Ayaklarimi sallandirirken o tepecikten asagiya mavi denizi ve gokyuzunu gorup icim aciliyor...Agaclarin arasindan goruyorum Besiktasa, Eminonune, Karakoye gidip gelen vapurlari,,vapurlardaki insanlari...yoldan gecen arabalari, ve arabadaki insanlari,,,hava karardikca telas artiyor sehirde ama ben hep ayniyim orda...ben hep uzaktayim o kadar yakindayken...

Elimde Busram'la Bim'den aldigimiz Narli gazozum ve Penguen'in karisik cekirdegi olurdu...Ikimizde konusmaz oylece susar ve izlerdik o telasi...Ruhlarimizi dinlendirirdik...Sustukca konusurduk, sustukca dertlerimizi anlatirdik belki de,,,ama dile gelen birsey olmazdi...Ama hafiflerdik, arinirdik...gizlendigimiz o tepecik bizi arindirirdi gecmisin agirligindan, gelecegin sikintilarindan, ve simdiki zamanin sorumluluklarindan...

O tepecikten iner inmez o kalabaligin arasinda kaybolacak insanlardan biri olacaktik ama umrumuzda degildi,,,o An dusunmezdik ne gecmisi ne gelecegi,,,unuturduk zamani...

Kendimden kacmak istedigim zamanlarda ilk aklima gelen yer orasi...Oraya gideyim istiyorum,,,oraya gidip o mavi gokyuzune ve denize bakip ruhumu arindirayim istiyorum...Ruhumu hafifletmek, kendimden kacmak istiyorum...Ama yapamiyorum...O kadar uzaktayim ki...Bana orada oldugumu az da olsa hissettiren Farid Farjad dinliyorum boyle zamanlarda...

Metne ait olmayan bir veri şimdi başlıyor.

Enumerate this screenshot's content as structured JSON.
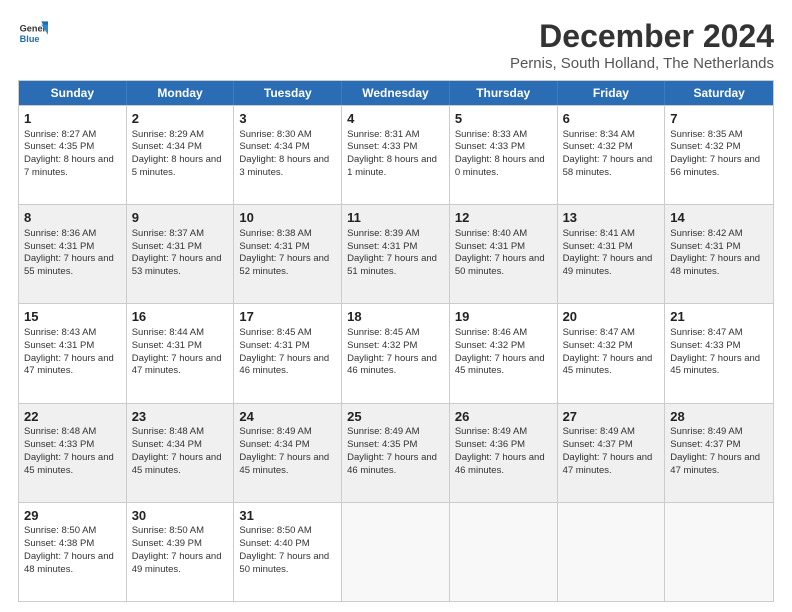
{
  "logo": {
    "line1": "General",
    "line2": "Blue"
  },
  "title": "December 2024",
  "subtitle": "Pernis, South Holland, The Netherlands",
  "headers": [
    "Sunday",
    "Monday",
    "Tuesday",
    "Wednesday",
    "Thursday",
    "Friday",
    "Saturday"
  ],
  "rows": [
    [
      {
        "day": "1",
        "info": "Sunrise: 8:27 AM\nSunset: 4:35 PM\nDaylight: 8 hours and 7 minutes."
      },
      {
        "day": "2",
        "info": "Sunrise: 8:29 AM\nSunset: 4:34 PM\nDaylight: 8 hours and 5 minutes."
      },
      {
        "day": "3",
        "info": "Sunrise: 8:30 AM\nSunset: 4:34 PM\nDaylight: 8 hours and 3 minutes."
      },
      {
        "day": "4",
        "info": "Sunrise: 8:31 AM\nSunset: 4:33 PM\nDaylight: 8 hours and 1 minute."
      },
      {
        "day": "5",
        "info": "Sunrise: 8:33 AM\nSunset: 4:33 PM\nDaylight: 8 hours and 0 minutes."
      },
      {
        "day": "6",
        "info": "Sunrise: 8:34 AM\nSunset: 4:32 PM\nDaylight: 7 hours and 58 minutes."
      },
      {
        "day": "7",
        "info": "Sunrise: 8:35 AM\nSunset: 4:32 PM\nDaylight: 7 hours and 56 minutes."
      }
    ],
    [
      {
        "day": "8",
        "info": "Sunrise: 8:36 AM\nSunset: 4:31 PM\nDaylight: 7 hours and 55 minutes.",
        "shaded": true
      },
      {
        "day": "9",
        "info": "Sunrise: 8:37 AM\nSunset: 4:31 PM\nDaylight: 7 hours and 53 minutes.",
        "shaded": true
      },
      {
        "day": "10",
        "info": "Sunrise: 8:38 AM\nSunset: 4:31 PM\nDaylight: 7 hours and 52 minutes.",
        "shaded": true
      },
      {
        "day": "11",
        "info": "Sunrise: 8:39 AM\nSunset: 4:31 PM\nDaylight: 7 hours and 51 minutes.",
        "shaded": true
      },
      {
        "day": "12",
        "info": "Sunrise: 8:40 AM\nSunset: 4:31 PM\nDaylight: 7 hours and 50 minutes.",
        "shaded": true
      },
      {
        "day": "13",
        "info": "Sunrise: 8:41 AM\nSunset: 4:31 PM\nDaylight: 7 hours and 49 minutes.",
        "shaded": true
      },
      {
        "day": "14",
        "info": "Sunrise: 8:42 AM\nSunset: 4:31 PM\nDaylight: 7 hours and 48 minutes.",
        "shaded": true
      }
    ],
    [
      {
        "day": "15",
        "info": "Sunrise: 8:43 AM\nSunset: 4:31 PM\nDaylight: 7 hours and 47 minutes."
      },
      {
        "day": "16",
        "info": "Sunrise: 8:44 AM\nSunset: 4:31 PM\nDaylight: 7 hours and 47 minutes."
      },
      {
        "day": "17",
        "info": "Sunrise: 8:45 AM\nSunset: 4:31 PM\nDaylight: 7 hours and 46 minutes."
      },
      {
        "day": "18",
        "info": "Sunrise: 8:45 AM\nSunset: 4:32 PM\nDaylight: 7 hours and 46 minutes."
      },
      {
        "day": "19",
        "info": "Sunrise: 8:46 AM\nSunset: 4:32 PM\nDaylight: 7 hours and 45 minutes."
      },
      {
        "day": "20",
        "info": "Sunrise: 8:47 AM\nSunset: 4:32 PM\nDaylight: 7 hours and 45 minutes."
      },
      {
        "day": "21",
        "info": "Sunrise: 8:47 AM\nSunset: 4:33 PM\nDaylight: 7 hours and 45 minutes."
      }
    ],
    [
      {
        "day": "22",
        "info": "Sunrise: 8:48 AM\nSunset: 4:33 PM\nDaylight: 7 hours and 45 minutes.",
        "shaded": true
      },
      {
        "day": "23",
        "info": "Sunrise: 8:48 AM\nSunset: 4:34 PM\nDaylight: 7 hours and 45 minutes.",
        "shaded": true
      },
      {
        "day": "24",
        "info": "Sunrise: 8:49 AM\nSunset: 4:34 PM\nDaylight: 7 hours and 45 minutes.",
        "shaded": true
      },
      {
        "day": "25",
        "info": "Sunrise: 8:49 AM\nSunset: 4:35 PM\nDaylight: 7 hours and 46 minutes.",
        "shaded": true
      },
      {
        "day": "26",
        "info": "Sunrise: 8:49 AM\nSunset: 4:36 PM\nDaylight: 7 hours and 46 minutes.",
        "shaded": true
      },
      {
        "day": "27",
        "info": "Sunrise: 8:49 AM\nSunset: 4:37 PM\nDaylight: 7 hours and 47 minutes.",
        "shaded": true
      },
      {
        "day": "28",
        "info": "Sunrise: 8:49 AM\nSunset: 4:37 PM\nDaylight: 7 hours and 47 minutes.",
        "shaded": true
      }
    ],
    [
      {
        "day": "29",
        "info": "Sunrise: 8:50 AM\nSunset: 4:38 PM\nDaylight: 7 hours and 48 minutes."
      },
      {
        "day": "30",
        "info": "Sunrise: 8:50 AM\nSunset: 4:39 PM\nDaylight: 7 hours and 49 minutes."
      },
      {
        "day": "31",
        "info": "Sunrise: 8:50 AM\nSunset: 4:40 PM\nDaylight: 7 hours and 50 minutes."
      },
      {
        "day": "",
        "info": "",
        "empty": true
      },
      {
        "day": "",
        "info": "",
        "empty": true
      },
      {
        "day": "",
        "info": "",
        "empty": true
      },
      {
        "day": "",
        "info": "",
        "empty": true
      }
    ]
  ]
}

Aglamak isteyip de aglayamadigim, haykirmak isteyip de haykiramadigim zamanlarda O'nun kemanindan dokulen nagmeler dokuluyor icimde bi yerlerde ve ben dinledikce o nagmeleri icimi bosaltiyorum,,Haykiriyorum, Agliyorum,,,dokuyorum icimde ne varsa,soyluyorum icimden gecenleri,,,Ama kimse duymuyor beni...Boylece gizli bir An yasiyorum, kimsenin bilmedigi kimseye anlatmadigim, ama cok seyi anlattigim bir An yasiyorum ve bunu (Allah'tan baska) kimse bilmiyor...

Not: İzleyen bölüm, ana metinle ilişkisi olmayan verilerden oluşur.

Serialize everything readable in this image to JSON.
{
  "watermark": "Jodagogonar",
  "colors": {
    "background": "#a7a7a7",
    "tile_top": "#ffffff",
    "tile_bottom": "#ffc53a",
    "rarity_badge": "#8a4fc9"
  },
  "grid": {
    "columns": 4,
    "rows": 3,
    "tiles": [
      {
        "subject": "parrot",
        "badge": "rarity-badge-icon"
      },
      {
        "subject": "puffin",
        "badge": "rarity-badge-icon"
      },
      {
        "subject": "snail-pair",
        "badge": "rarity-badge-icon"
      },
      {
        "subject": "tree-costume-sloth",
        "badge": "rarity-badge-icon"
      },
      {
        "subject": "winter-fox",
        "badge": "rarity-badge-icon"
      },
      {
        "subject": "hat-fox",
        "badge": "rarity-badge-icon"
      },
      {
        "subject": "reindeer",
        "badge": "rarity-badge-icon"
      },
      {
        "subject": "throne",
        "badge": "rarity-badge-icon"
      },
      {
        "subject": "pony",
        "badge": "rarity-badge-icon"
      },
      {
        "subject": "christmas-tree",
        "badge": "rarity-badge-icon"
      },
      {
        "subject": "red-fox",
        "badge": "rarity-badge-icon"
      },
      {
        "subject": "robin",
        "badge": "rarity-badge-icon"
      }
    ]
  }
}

Saklanmak istiyorum tipki cocuklugumuzda saklandigimiz o koselere kosa kosa gider gibi oraya kosarak gidip , herseyden ve kendimden kacip saklanmak istiyorum...Oraya gitmek istiyorum...Nefes almak istiyorum tipki orada nefes aldigim gibi...

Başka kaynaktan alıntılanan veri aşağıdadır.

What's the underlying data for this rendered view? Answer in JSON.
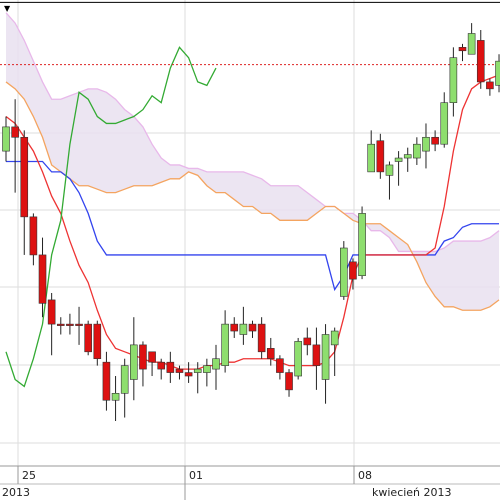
{
  "chart_data": {
    "type": "candlestick",
    "x_axis": {
      "day_ticks": [
        "25",
        "01",
        "08"
      ],
      "month_labels": [
        "2013",
        "kwiecień 2013"
      ]
    },
    "y_range": [
      0,
      100
    ],
    "candles": [
      {
        "o": 78,
        "c": 85,
        "h": 88,
        "l": 75,
        "up": true
      },
      {
        "o": 85,
        "c": 82,
        "h": 93,
        "l": 66,
        "up": false
      },
      {
        "o": 82,
        "c": 59,
        "h": 84,
        "l": 48,
        "up": false
      },
      {
        "o": 59,
        "c": 48,
        "h": 60,
        "l": 45,
        "up": false
      },
      {
        "o": 48,
        "c": 34,
        "h": 53,
        "l": 30,
        "up": false
      },
      {
        "o": 35,
        "c": 28,
        "h": 37,
        "l": 19,
        "up": false
      },
      {
        "o": 28,
        "c": 28,
        "h": 30,
        "l": 25,
        "up": false
      },
      {
        "o": 28,
        "c": 28,
        "h": 31,
        "l": 25,
        "up": false
      },
      {
        "o": 28,
        "c": 28,
        "h": 33,
        "l": 22,
        "up": false
      },
      {
        "o": 28,
        "c": 20,
        "h": 29,
        "l": 19,
        "up": false
      },
      {
        "o": 28,
        "c": 18,
        "h": 29,
        "l": 16,
        "up": false
      },
      {
        "o": 17,
        "c": 6,
        "h": 20,
        "l": 3,
        "up": false
      },
      {
        "o": 6,
        "c": 8,
        "h": 13,
        "l": 0,
        "up": true
      },
      {
        "o": 8,
        "c": 16,
        "h": 18,
        "l": 1,
        "up": true
      },
      {
        "o": 12,
        "c": 22,
        "h": 30,
        "l": 6,
        "up": true
      },
      {
        "o": 22,
        "c": 15,
        "h": 23,
        "l": 10,
        "up": false
      },
      {
        "o": 20,
        "c": 17,
        "h": 20,
        "l": 13,
        "up": false
      },
      {
        "o": 17,
        "c": 15,
        "h": 18,
        "l": 12,
        "up": false
      },
      {
        "o": 17,
        "c": 14,
        "h": 20,
        "l": 11,
        "up": false
      },
      {
        "o": 15,
        "c": 14,
        "h": 16,
        "l": 12,
        "up": false
      },
      {
        "o": 14,
        "c": 13,
        "h": 17,
        "l": 11,
        "up": false
      },
      {
        "o": 14,
        "c": 15,
        "h": 17,
        "l": 8,
        "up": true
      },
      {
        "o": 14,
        "c": 16,
        "h": 18,
        "l": 10,
        "up": true
      },
      {
        "o": 15,
        "c": 18,
        "h": 22,
        "l": 9,
        "up": true
      },
      {
        "o": 16,
        "c": 28,
        "h": 32,
        "l": 14,
        "up": true
      },
      {
        "o": 28,
        "c": 26,
        "h": 30,
        "l": 24,
        "up": false
      },
      {
        "o": 25,
        "c": 28,
        "h": 33,
        "l": 22,
        "up": true
      },
      {
        "o": 28,
        "c": 26,
        "h": 29,
        "l": 24,
        "up": false
      },
      {
        "o": 28,
        "c": 20,
        "h": 30,
        "l": 18,
        "up": false
      },
      {
        "o": 21,
        "c": 18,
        "h": 24,
        "l": 16,
        "up": false
      },
      {
        "o": 18,
        "c": 14,
        "h": 19,
        "l": 12,
        "up": false
      },
      {
        "o": 14,
        "c": 9,
        "h": 15,
        "l": 7,
        "up": false
      },
      {
        "o": 13,
        "c": 23,
        "h": 24,
        "l": 12,
        "up": true
      },
      {
        "o": 24,
        "c": 22,
        "h": 27,
        "l": 19,
        "up": false
      },
      {
        "o": 22,
        "c": 16,
        "h": 27,
        "l": 9,
        "up": false
      },
      {
        "o": 12,
        "c": 25,
        "h": 28,
        "l": 5,
        "up": true
      },
      {
        "o": 22,
        "c": 26,
        "h": 27,
        "l": 13,
        "up": true
      },
      {
        "o": 36,
        "c": 50,
        "h": 52,
        "l": 35,
        "up": true
      },
      {
        "o": 46,
        "c": 41,
        "h": 47,
        "l": 38,
        "up": false
      },
      {
        "o": 42,
        "c": 60,
        "h": 62,
        "l": 41,
        "up": true
      },
      {
        "o": 72,
        "c": 80,
        "h": 84,
        "l": 72,
        "up": true
      },
      {
        "o": 81,
        "c": 72,
        "h": 83,
        "l": 70,
        "up": false
      },
      {
        "o": 71,
        "c": 74,
        "h": 75,
        "l": 64,
        "up": true
      },
      {
        "o": 75,
        "c": 76,
        "h": 78,
        "l": 68,
        "up": true
      },
      {
        "o": 76,
        "c": 77,
        "h": 79,
        "l": 72,
        "up": true
      },
      {
        "o": 76,
        "c": 80,
        "h": 82,
        "l": 74,
        "up": true
      },
      {
        "o": 78,
        "c": 82,
        "h": 86,
        "l": 73,
        "up": true
      },
      {
        "o": 82,
        "c": 80,
        "h": 84,
        "l": 78,
        "up": false
      },
      {
        "o": 80,
        "c": 92,
        "h": 95,
        "l": 79,
        "up": true
      },
      {
        "o": 92,
        "c": 105,
        "h": 108,
        "l": 88,
        "up": true
      },
      {
        "o": 108,
        "c": 107,
        "h": 109,
        "l": 104,
        "up": false
      },
      {
        "o": 106,
        "c": 112,
        "h": 115,
        "l": 106,
        "up": true
      },
      {
        "o": 110,
        "c": 98,
        "h": 113,
        "l": 96,
        "up": false
      },
      {
        "o": 98,
        "c": 96,
        "h": 99,
        "l": 94,
        "up": false
      },
      {
        "o": 97,
        "c": 104,
        "h": 106,
        "l": 95,
        "up": true
      }
    ],
    "lines": {
      "tenkan": {
        "color": "#ee3333",
        "values": [
          88,
          86,
          82,
          78,
          72,
          65,
          60,
          52,
          45,
          40,
          32,
          25,
          21,
          20,
          19,
          18,
          17,
          17,
          16,
          15,
          15,
          15,
          16,
          16,
          17,
          17,
          18,
          18,
          18,
          18,
          17,
          16,
          16,
          16,
          16,
          17,
          20,
          30,
          42,
          48,
          48,
          48,
          48,
          48,
          48,
          48,
          48,
          50,
          62,
          78,
          90,
          96,
          98,
          99,
          100
        ]
      },
      "kijun": {
        "color": "#3344ee",
        "values": [
          75,
          75,
          75,
          75,
          75,
          72,
          72,
          70,
          66,
          60,
          52,
          48,
          48,
          48,
          48,
          48,
          48,
          48,
          48,
          48,
          48,
          48,
          48,
          48,
          48,
          48,
          48,
          48,
          48,
          48,
          48,
          48,
          48,
          48,
          48,
          48,
          38,
          42,
          48,
          48,
          48,
          48,
          48,
          48,
          48,
          48,
          48,
          48,
          52,
          53,
          56,
          57,
          57,
          57,
          57
        ]
      },
      "chikou": {
        "color": "#33aa33",
        "values": [
          20,
          12,
          10,
          18,
          28,
          48,
          58,
          80,
          95,
          93,
          88,
          86,
          86,
          87,
          88,
          90,
          94,
          92,
          102,
          108,
          105,
          98,
          97,
          102
        ]
      },
      "span_a": {
        "color": "#f4a460",
        "values": [
          98,
          96,
          93,
          88,
          82,
          74,
          72,
          70,
          68,
          68,
          67,
          66,
          66,
          67,
          68,
          68,
          68,
          69,
          70,
          70,
          72,
          71,
          68,
          66,
          66,
          64,
          62,
          62,
          60,
          60,
          58,
          58,
          58,
          58,
          60,
          62,
          62,
          60,
          58,
          57,
          57,
          57,
          55,
          53,
          51,
          46,
          40,
          36,
          33,
          33,
          32,
          32,
          32,
          33,
          35
        ]
      },
      "span_b": {
        "color": "#e8b8ea",
        "values": [
          118,
          115,
          110,
          104,
          98,
          93,
          93,
          94,
          95,
          96,
          96,
          95,
          93,
          90,
          88,
          85,
          80,
          76,
          74,
          74,
          73,
          73,
          72,
          72,
          72,
          72,
          72,
          71,
          70,
          68,
          68,
          68,
          68,
          66,
          64,
          62,
          62,
          60,
          60,
          58,
          55,
          55,
          53,
          49,
          49,
          49,
          49,
          49,
          50,
          52,
          52,
          52,
          52,
          53,
          55
        ]
      }
    },
    "reference_line": {
      "value": 103,
      "color": "#dd2222"
    },
    "horizontal_rule": {
      "value": 121
    },
    "colors": {
      "up": "#8ede6e",
      "down": "#dd1111",
      "cloud": "#e9e0f0",
      "grid": "#dddddd"
    }
  }
}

Evime de gitmek istiyorum...Evim,,,Uskudarin hem gobeginde hem de oyle gizli bir yerinde ki...Gece olup odamdan gorunen o sokak lambalarinin aydinlattigi arnavut kaldirim tas sokaga bakmak istiyorum,...Biliyorum odam soguktu,,usurum,,,ama usumek istiyorum,,,o sokaga bakmak istiyorum...sonra seher vakti sokagimin basindaki o kucuk cami'den yukselenen evin icini dolduran Ezan sesiyle uyanmak istiyorum...

Sabah olup da kalabaliga karisip taksimi bastan sona adimlamak istiyorum, kalabaliga karistikca kendimi buldugum o sokakta saatlerce yurumek , kalabaliga karismak, kalabalikta kaybolmak, kayboldukca kendimi buldugumu o sokakta tekrar yurumek istiyorum,,,

Kendimden kacmak istiyorum, saklanmak istiyorum,,,

Gozumu kapatiyorum, melodiye kulak veriyorum, nagmelerde dokuyorum icimi aslinda duymuyormusunuz?